Even if it turns out that I do have some form of homophobia, however, does the logic then also follow that I should have sex with a bi man to get over it? I'm not being facetious; I am sincerely asking.
And why must it be that my heterosexuality is a result of societal brainwashing and not simply my preference and the identity with which I am comfortable? Is every straight person actually considered unenlightened, close-minded, and conformist, as if we made the wrong choice against what we really, really want because we do not ID as gay, bi-, pan-, or whatever other choices are out there?
I was interested in the answer because I have heard/read the same thing. I was told that specifically liking trans people was very transphobic, because if you weren't transphobic then you wouldn't even make a difference between trans and non-trans people, and therefore you would be unable to be attracted to one group more than the other.
Not a problem with bi guys though, since they'd still be interested in women (although probably not in me.
I'm not sure at what point something is a fetish and at what point it's a preference. If you're plus-size and the person is only attracted to plus-size people, is it really that different from being female and the person being only attracted to females? Neither has anything to do with who you are as a person, they're just chemical attraction based.
Conversations about what is or isn't transphobic are very hard to follow for me. I'm female. I have a female body. I have a mind. My mind isn't female.
Anyways, my point is that, I'm not trying to be obtuse here, when being confused about the things that offend you, Magdlyn. I simply can't understand them. My sexual/physical attraction to people is entirely based on the way they look and smell and feel to the touch. My intellectual/emotional attraction is based on who they are as a person. They are two completely independent things. I cannot translate liking someone as a person and a close friend into being sexually attracted to them if they don't "click" for me. Which I can't imagine happening if they have a vagina.

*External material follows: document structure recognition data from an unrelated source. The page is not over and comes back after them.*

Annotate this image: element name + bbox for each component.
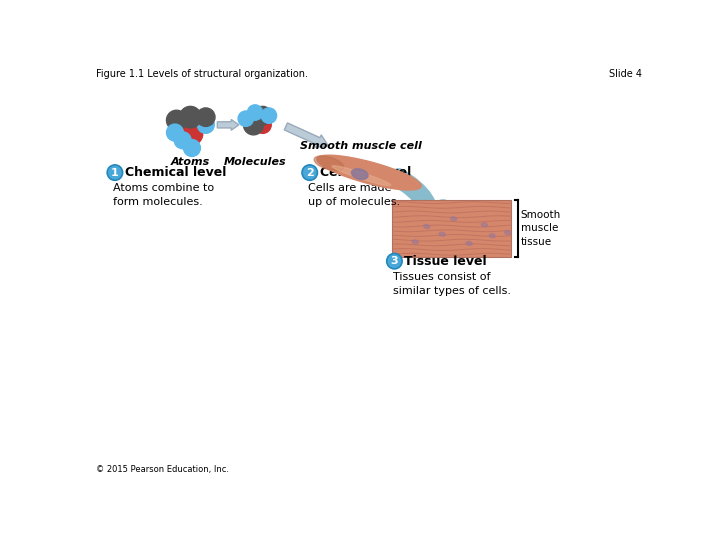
Text: 3: 3: [390, 256, 398, 266]
Ellipse shape: [451, 217, 456, 221]
Text: Tissues consist of
similar types of cells.: Tissues consist of similar types of cell…: [393, 272, 511, 296]
FancyArrow shape: [284, 123, 328, 147]
Circle shape: [238, 111, 253, 126]
Text: 2: 2: [306, 167, 314, 178]
Circle shape: [387, 253, 402, 269]
Ellipse shape: [439, 232, 445, 236]
Text: Cellular level: Cellular level: [320, 166, 411, 179]
Ellipse shape: [489, 234, 495, 238]
Ellipse shape: [314, 156, 343, 171]
Text: Atoms combine to
form molecules.: Atoms combine to form molecules.: [113, 184, 215, 207]
Circle shape: [174, 132, 191, 148]
Circle shape: [179, 106, 201, 128]
Ellipse shape: [466, 241, 472, 245]
Circle shape: [253, 106, 272, 125]
FancyArrow shape: [217, 119, 239, 130]
Ellipse shape: [317, 155, 421, 190]
Circle shape: [181, 123, 203, 145]
Circle shape: [166, 124, 184, 141]
Ellipse shape: [505, 231, 510, 234]
Circle shape: [197, 117, 215, 133]
Ellipse shape: [423, 225, 430, 228]
Text: Slide 4: Slide 4: [609, 70, 642, 79]
Circle shape: [254, 117, 271, 133]
Ellipse shape: [482, 223, 487, 227]
Circle shape: [243, 115, 264, 135]
Text: Tissue level: Tissue level: [405, 255, 487, 268]
Circle shape: [261, 108, 276, 123]
Text: Cells are made
up of molecules.: Cells are made up of molecules.: [308, 184, 400, 207]
Ellipse shape: [412, 240, 418, 244]
Text: Atoms: Atoms: [171, 157, 210, 167]
Circle shape: [197, 108, 215, 126]
Text: Smooth
muscle
tissue: Smooth muscle tissue: [521, 210, 561, 247]
Ellipse shape: [332, 166, 391, 186]
Text: Chemical level: Chemical level: [125, 166, 226, 179]
Text: © 2015 Pearson Education, Inc.: © 2015 Pearson Education, Inc.: [96, 465, 229, 475]
Text: Figure 1.1 Levels of structural organization.: Figure 1.1 Levels of structural organiza…: [96, 70, 307, 79]
Text: Molecules: Molecules: [224, 157, 287, 167]
Text: Smooth muscle cell: Smooth muscle cell: [300, 141, 422, 151]
Circle shape: [302, 165, 318, 180]
FancyArrowPatch shape: [398, 178, 443, 222]
Ellipse shape: [351, 169, 368, 179]
Text: 1: 1: [111, 167, 119, 178]
Bar: [392, 200, 511, 257]
Circle shape: [248, 105, 263, 120]
Circle shape: [107, 165, 122, 180]
Circle shape: [166, 110, 186, 130]
Circle shape: [184, 139, 200, 157]
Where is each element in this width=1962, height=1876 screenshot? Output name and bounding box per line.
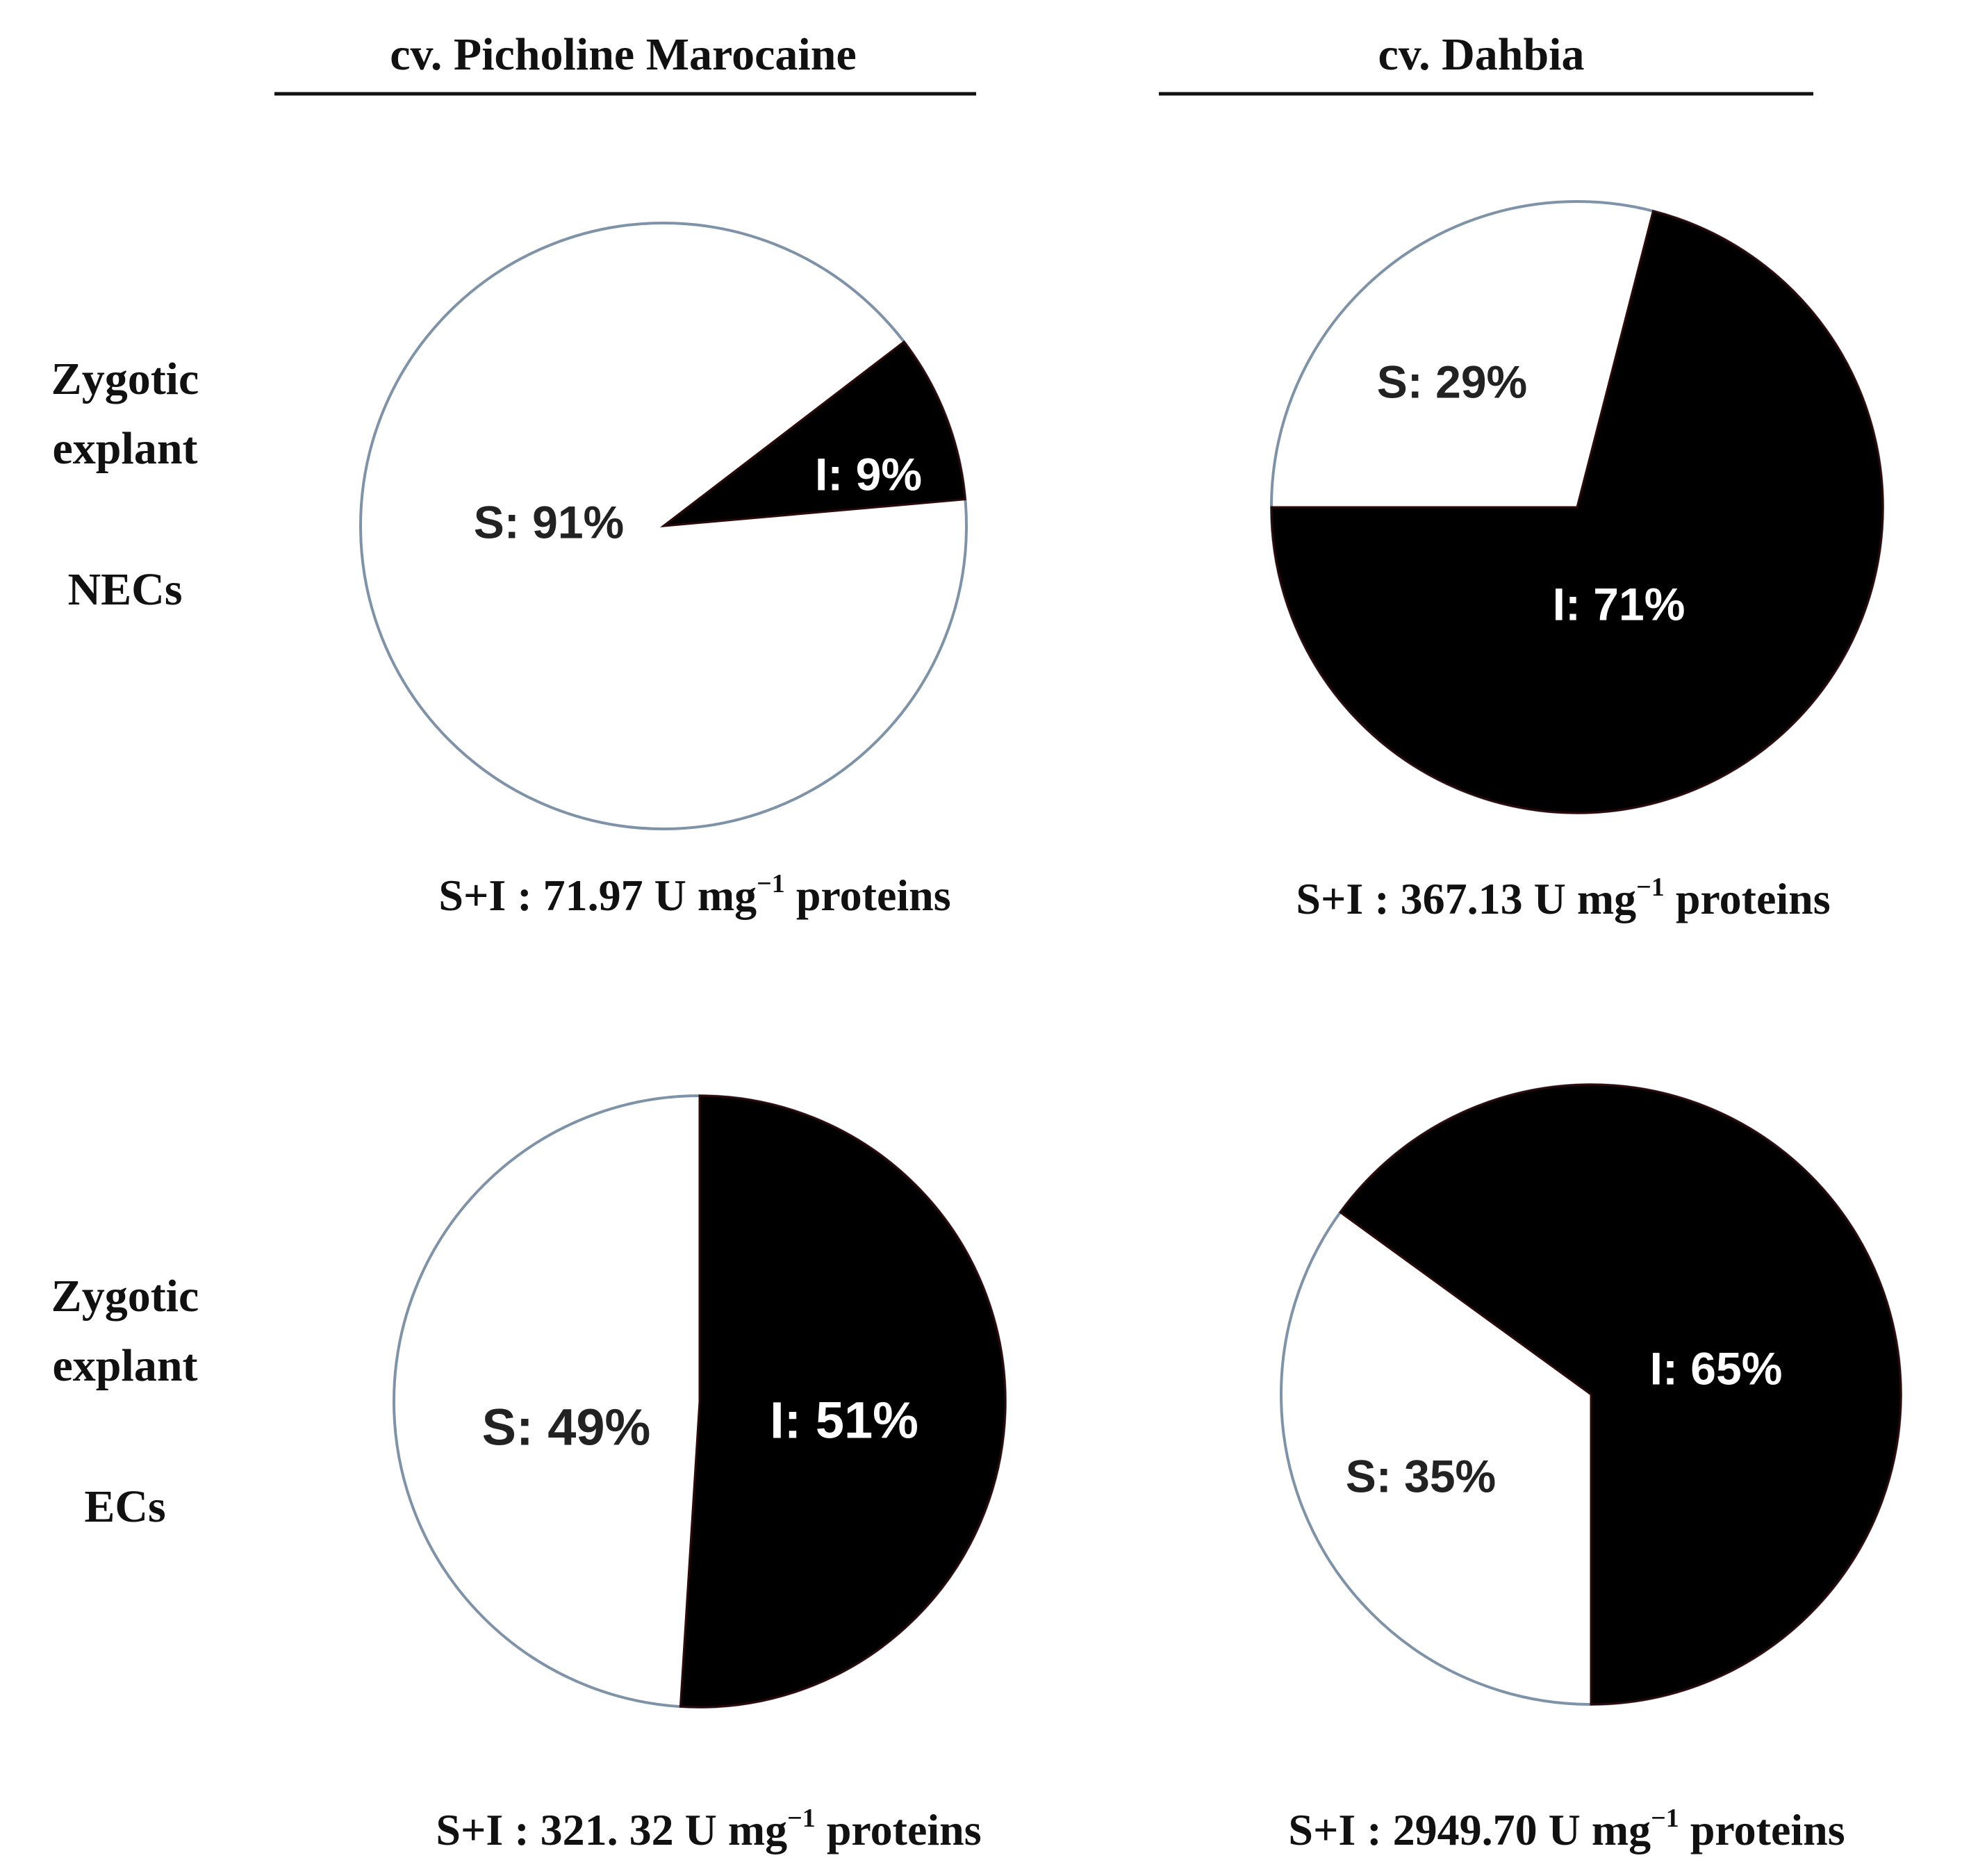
pie-slice-i (1270, 209, 1884, 814)
pie-slice-label-i: I: 71% (1553, 578, 1685, 630)
total-activity-label: S+I : 2949.70 U mg−1 proteins (1288, 1804, 1845, 1854)
row-label-line: explant (52, 1340, 197, 1391)
column-header-picholine: cv. Picholine Marocaine (390, 29, 857, 80)
pie-slice-label-s: S: 91% (474, 496, 624, 548)
pie-chart-dahbia-necs: S: 29% I: 71% (1270, 200, 1884, 814)
total-activity-label: S+I : 71.97 U mg−1 proteins (438, 869, 950, 920)
pie-slice-label-s: S: 35% (1346, 1450, 1496, 1501)
total-activity-label: S+I : 367.13 U mg−1 proteins (1296, 873, 1830, 923)
total-activity-label: S+I : 321. 32 U mg−1 proteins (436, 1804, 981, 1854)
row-label-line: Zygotic (51, 354, 199, 404)
row-label-necs: Zygotic explant NECs (51, 354, 199, 615)
pie-slice-label-i: I: 65% (1650, 1342, 1783, 1394)
row-label-line: Zygotic (51, 1271, 199, 1322)
pie-slice-label-s: S: 49% (482, 1399, 651, 1456)
row-label-line: explant (52, 423, 197, 474)
pie-chart-picholine-necs: S: 91% I: 9% (359, 222, 968, 830)
pie-chart-picholine-ecs: S: 49% I: 51% (393, 1094, 1007, 1709)
pie-slice-i (1339, 1083, 1902, 1706)
pie-chart-dahbia-ecs: S: 35% I: 65% (1280, 1083, 1902, 1706)
column-header-dahbia: cv. Dahbia (1378, 29, 1584, 80)
pie-slice-label-i: I: 51% (770, 1392, 918, 1449)
pie-slice-i (659, 340, 966, 527)
row-label-line: NECs (67, 564, 182, 615)
pie-slice-i (679, 1094, 1007, 1709)
pie-slice-label-i: I: 9% (815, 448, 922, 500)
row-label-ecs: Zygotic explant ECs (51, 1271, 199, 1532)
pie-slice-label-s: S: 29% (1377, 356, 1527, 407)
row-label-line: ECs (84, 1481, 165, 1532)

And that's probably the part that was offensive about your sentence. Your either/or option was date them or throw up/beat them up. What if you say "I'm so sorry, I care a lot about you, but we're just sexually incompatible, it would never work"
Why don't you think certain bi guys would be interested in you?

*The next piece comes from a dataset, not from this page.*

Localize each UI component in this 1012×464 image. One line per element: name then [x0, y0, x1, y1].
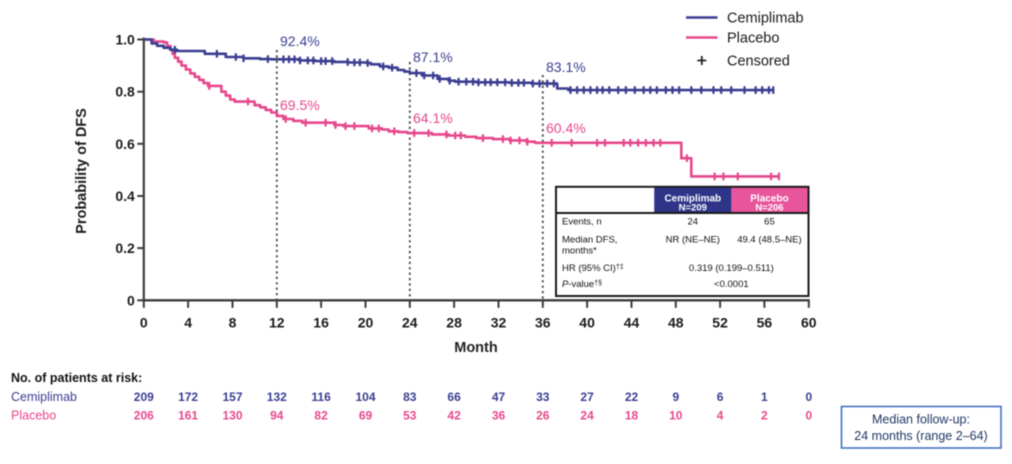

Chemical attraction based? Or maybe some kind of conditioning. The old nature vs nurture argument.
Actually, if you're a woman in your body and feel like a woman in your brain, you do have a female brain.

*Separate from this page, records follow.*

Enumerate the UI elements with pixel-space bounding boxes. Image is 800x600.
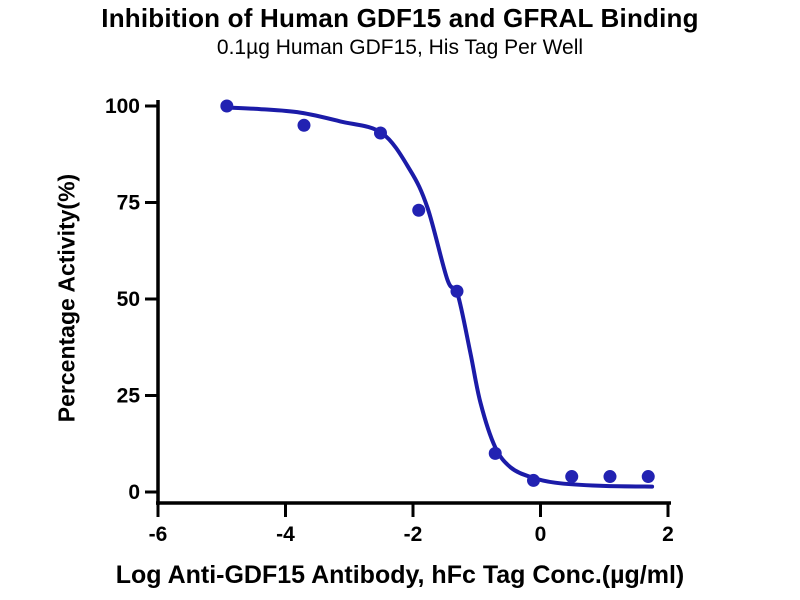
- data-point: [565, 470, 579, 484]
- data-point: [450, 284, 464, 298]
- data-point: [373, 126, 387, 140]
- data-point: [412, 203, 426, 217]
- y-tick-label: 100: [105, 95, 140, 118]
- x-tick-label: 0: [535, 523, 547, 546]
- y-tick-label: 75: [117, 192, 141, 215]
- y-tick-label: 50: [117, 288, 140, 311]
- chart-title: Inhibition of Human GDF15 and GFRAL Bind…: [101, 3, 699, 33]
- chart-subtitle: 0.1µg Human GDF15, His Tag Per Well: [216, 36, 584, 59]
- data-point: [220, 99, 234, 113]
- fit-curve: [224, 105, 655, 489]
- data-point: [641, 470, 655, 484]
- x-tick-label: 2: [662, 523, 674, 546]
- x-tick-label: -2: [404, 523, 423, 546]
- y-tick-label: 0: [128, 481, 140, 504]
- data-point: [297, 118, 311, 132]
- data-point: [488, 446, 502, 460]
- x-tick-label: -6: [149, 523, 168, 546]
- x-axis-title: Log Anti-GDF15 Antibody, hFc Tag Conc.(µ…: [115, 561, 685, 589]
- x-tick-label: -4: [276, 523, 295, 546]
- data-point: [526, 473, 540, 487]
- y-tick-label: 25: [117, 385, 141, 408]
- data-point: [603, 470, 617, 484]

Despite having a boy's body, her body language, voice inflections, interests, desire for long hair, clothing choices, etc., were always so feminine. She looked around, saw that women in our cluture plucked their eyebrows, shaved their legs and painted their nails, and she started doing it. She had a desire to shop for cute girl clothes and when her parents went to thrift stores, she wanted to shop for housewares, not tools. She pierced her ears and started carrying a purse and buying girl jeans. Her parents were constantly complimented on what a cute little girl they had. Her parents would correct those people, and also tell miss pixi she was a boy... she grew up extremely confused. EXTREMELY.
Actually I addressed other options in a further post. I guess you didnt see it.
I have a related question. What do you call a person who identifies as androgynous, but is only attracted to one gender?
You might ID as gender fluid or gender queer. And you're sounding hetero in your sexual preference in partners.
There are 2 different issues. Identity and sexual preference.